3. Pasal-pasal dalam draf RUU Minerba yang disahkan di Komisi VII memperlihatkan bagaimana perusahaan diberi berbagai kemudahan, di antaranya:

a. Perpanjangan otomatis bagi pemegang izin PKP2B tanpa pengurangan luas wilayah dan lelang yang merupakan fasilitas mewah bagi enam perusahaan raksasa batu bara yaitu Kaltim Prima Coal, Arutmin, Kideco Jaya Agung, Multi Harapan Utama, Berau Coal dan ADARO yang akan habis masa kontraknya di tahun ini dan tahun depan. Dengan pasal-pasal dalam draf RUU Minerba tersebut mereka akan terus menikmati kemewahan luas lahan, kemegahan produksi energi maut batu bara dan fasilitas lainnya saat masih berada dalam sirkuit aturan rezim kontrak

b. Adanya definisi Wilayah Hukum Pertambangan yang akan mendorong eksploitasi tambang besar-besaran, bukan hanya di kawasan daratan tetap juga lautan yang bertentangan UU Pesisir dan Pulau-Pulau Kecil
c. Reklamasi dan Pascatambang dimungkinkan untuk tidak dikembalikan sebagaimana rona awal. Termasuk lubang tambang akhir dimungkinkan tidak ditutup seluruhnya

d. Batu bara dibebaskan dari kewajiban hilirisasi, dan diberi segala insentif fiskal dan non fiskal bagi pertambangan dan industri batu bara, ini adalah penanda bahwa melalui RUU ini Indonesia akan semakin tersandera oleh kecanduan energi maut batu bara yang merupakan sumber utama krisis iklim dunia

e. Dihapusnya pasal 165 tentang sanksi pidana bagi pelanggaran penerbitan izin usaha pertambangan
f. IUP & IUPK diperbolehkan untuk dipindahtangankan kepada pihak lain, yang memicu komodifikasi izin

g. Re-sentralisasi kewenangan ke Pemerintah Pusat tanpa mempertimbangan kapasitas Pemerintah Pusat dalam membina dan mengawasi. Serta abai terhadap kepentingan Pemerintah Daerah
h. Tata ruang ditabrak, dimana pada Wilayah Pertambangan dijamin tidak akan dilakukan perubahan tata ruang
i. Dalam hal pengutamaan kepentingan nasional, klausul pengendalian produksi dan ekspor dihapus, yang akan melanggengkan eksploitasi
4. Sebanyak 90 persen isi dan komposisi RUU ini hanya mengakomodasi kepentingan pelaku industri batu bara. Penambahan, penghapusan dan pengubahan pasal hanya berkaitan dengan kewenangan dan pengusahaan perizinan namun tidak secuil pun mengakomodasi kepentingan dari dampak industri pertambangan dan kepentingan rakyat di daerah tambang, masyarakat adat dan perempuan. Isi dan komposisi RUU ini juga tidak berangkat dari evaluasi atas daya rusak operasi pertambangan dan industri minerba selama ini.

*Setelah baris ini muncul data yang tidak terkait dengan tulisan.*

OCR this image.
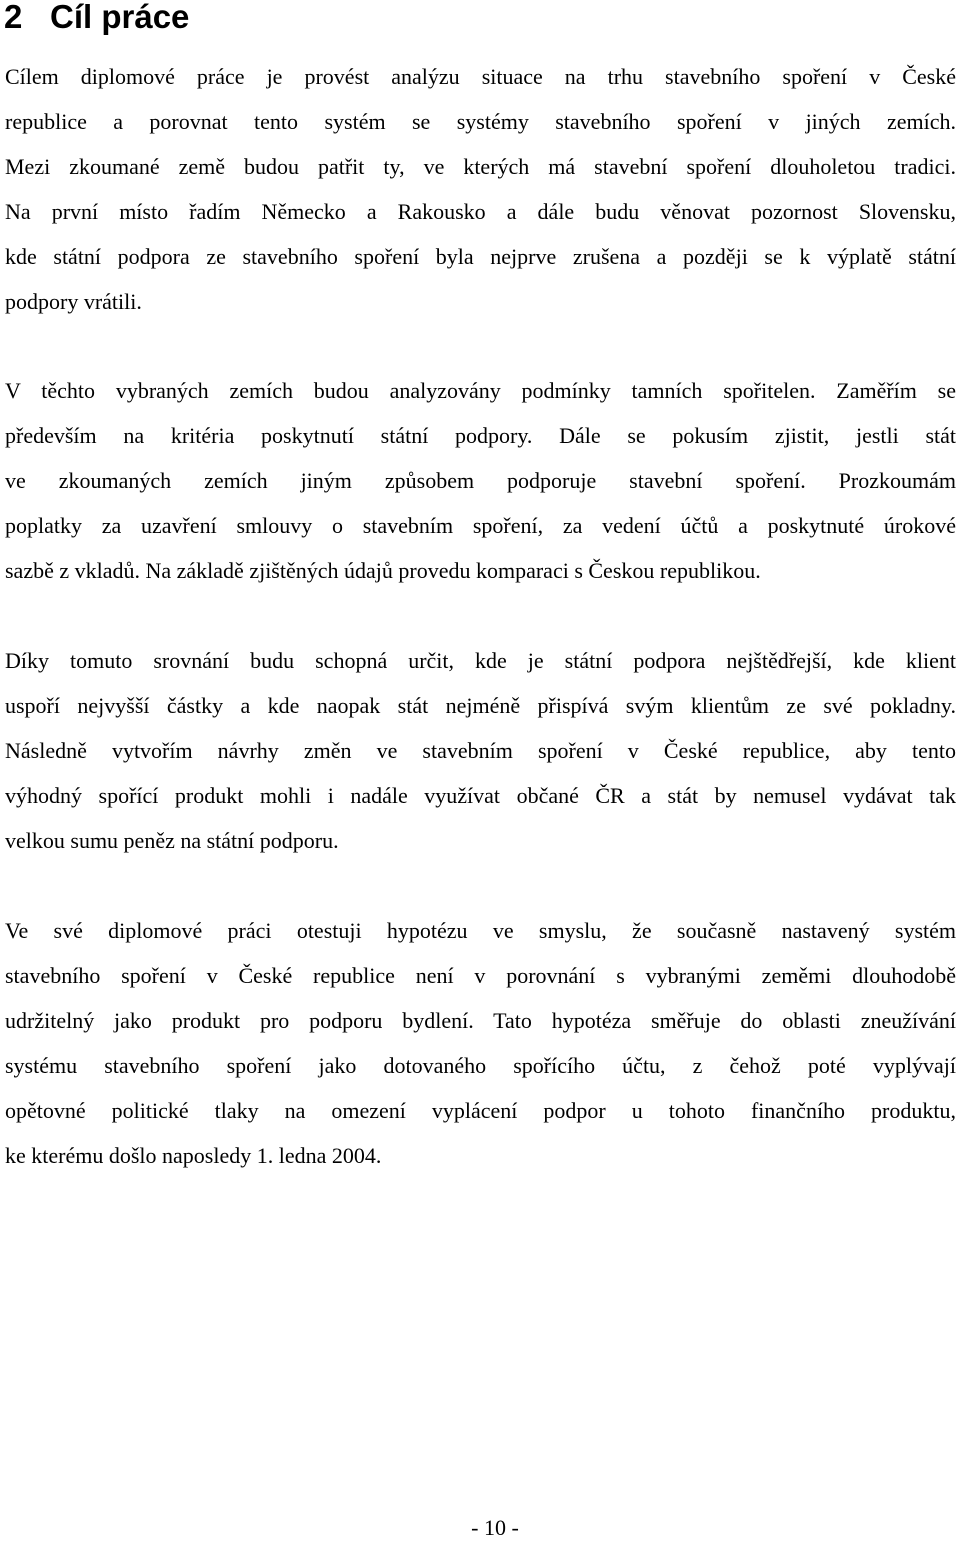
2 Cíl práce
Cílem diplomové práce je provést analýzu situace na trhu stavebního spoření v České
republice a porovnat tento systém se systémy stavebního spoření v jiných zemích.
Mezi zkoumané země budou patřit ty, ve kterých má stavební spoření dlouholetou tradici.
Na první místo řadím Německo a Rakousko a dále budu věnovat pozornost Slovensku,
kde státní podpora ze stavebního spoření byla nejprve zrušena a později se k výplatě státní
podpory vrátili.
V těchto vybraných zemích budou analyzovány podmínky tamních spořitelen. Zaměřím se
především na kritéria poskytnutí státní podpory. Dále se pokusím zjistit, jestli stát
ve zkoumaných zemích jiným způsobem podporuje stavební spoření. Prozkoumám
poplatky za uzavření smlouvy o stavebním spoření, za vedení účtů a poskytnuté úrokové
sazbě z vkladů. Na základě zjištěných údajů provedu komparaci s Českou republikou.
Díky tomuto srovnání budu schopná určit, kde je státní podpora nejštědřejší, kde klient
uspoří nejvyšší částky a kde naopak stát nejméně přispívá svým klientům ze své pokladny.
Následně vytvořím návrhy změn ve stavebním spoření v České republice, aby tento
výhodný spořící produkt mohli i nadále využívat občané ČR a stát by nemusel vydávat tak
velkou sumu peněz na státní podporu.
Ve své diplomové práci otestuji hypotézu ve smyslu, že současně nastavený systém
stavebního spoření v České republice není v porovnání s vybranými zeměmi dlouhodobě
udržitelný jako produkt pro podporu bydlení. Tato hypotéza směřuje do oblasti zneužívání
systému stavebního spoření jako dotovaného spořícího účtu, z čehož poté vyplývají
opětovné politické tlaky na omezení vyplácení podpor u tohoto finančního produktu,
ke kterému došlo naposledy 1. ledna 2004.
- 10 -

5. Tidak ada pasal yang mengatur batasan operasi pertambangan di seluruh tubuh kepulauan yang sudah dipenuhi dengan perizinan, tumpang tindih dengan kawasan pangan, berada di hulu dan daerah aliran sungai, menghancurkan kawasan hutan dan tumpang tindih dengan kawasan berisiko bencana.

6. RUU ini tidak menyediakan pasal yang memberi ruang hak veto rakyat atau hak mengatakan tidak pada pertambangan saat masuk ke ruang hidup mereka.

Atas nama UUD 1945 yang menjamin keselamatan rakyat dan kedaulatan negara Presiden Joko Widodo dan DPR RI harus membatalkan rencana pengesahan RUU Minerba di pembicaraan tingkat dua. DPR dan Pemerintah harus fokus menyelamatkan rakyat di tengah wabah virus corona yang mematikan. Dan juga penting bahwa batubara bukan untuk hilirisasi, tapi dikurangi pemakaiannya demi menyelamatkan bumi dari pemanasan global.

Demikian surat ini kami sampaikan. Atas perhatian dan kerjasamanya, kami sampaikan terima kasih.